Wenn ich nunmehr an meinem letzten Tag, wenige Stunden vor meiner Abreise, im Festivalzentrum mit seiner gläsernen Decke - Die Welt blickt auf uns! - sitze, kann ich nicht umhin mich entrückt zu fühlen: Das ist die Spielwiese der Organisatoren und Corporate Identity-Prüfer, der grau melierten, sonnengebräunten Filmkulturschickeria des kleinen Alpenstaats, derjenigen, die lieber Kaffee trinken und Martini gurgeln als Filme zu sehen.
Irgendwie auch nachvollziehbar: bei keinem anderen großen europäischen Festival (außer vielleicht Berlin) ist die durchschnittliche Filmqualität so schmerzvoll mittelmäßig, nirgendwo anders ist das Versäumen von Filmen schmerzloser als hier. Soweit die Fehleinschätzung: denn Locarno mausert sich in seinen hinteren Winkeln zur einer Fläche für ungewöhnliches, schwer kategorisierbares Kino.
Wiedergeburt auf japanisch
Nicht dass Kobayashi Masahiros Ai No Yokan (The Rebirth) - zu sehen im Internationalen Wettbewerb - nicht auch auf anderen Festivals hätte laufen können: seine vorige Arbeit "Bashing" wurde immerhin im Wettbewerb von Cannes gezeigt. Doch scheint die minimalistische, beinahe installative Organisation dieses komplexen, vielschichtigen Familienfilms gemacht für Locarno, das seinen Überhang in die Konvention - vor allem bei den Piazza Grande-Screenings - gerne damit kompensiert, radikale Filmemacher mit Anerkennung zu überschütten.
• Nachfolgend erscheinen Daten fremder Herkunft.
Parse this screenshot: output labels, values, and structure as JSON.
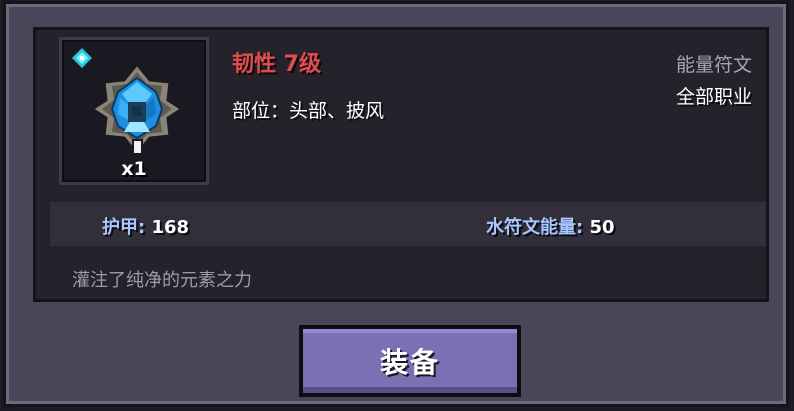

Ai No Yokan eröffnet mit zwei Gesprächen: der allein erziehenden Mutter Nokiro fällt es immer noch schwer über ihre Tochter zu reden, die eine Klassenkameradin erstochen hat. Auch Junichi, der Vater der Ermordeten, hat sich abgeschottet und erzählt von Fluchtgedanken. Ein Jahr später arbeitet er in einer Schwerfabrik auf Hokkaido. Kobayashi begleitet den schweigenden Junichi in den Supermarkt, auf sein kleines Zimmer, in die Kantine, in den Baderaum. Die Bilder sind ruhend, beinahe meditativ: jede Regung des Mannes wird vom Zuschauer notiert.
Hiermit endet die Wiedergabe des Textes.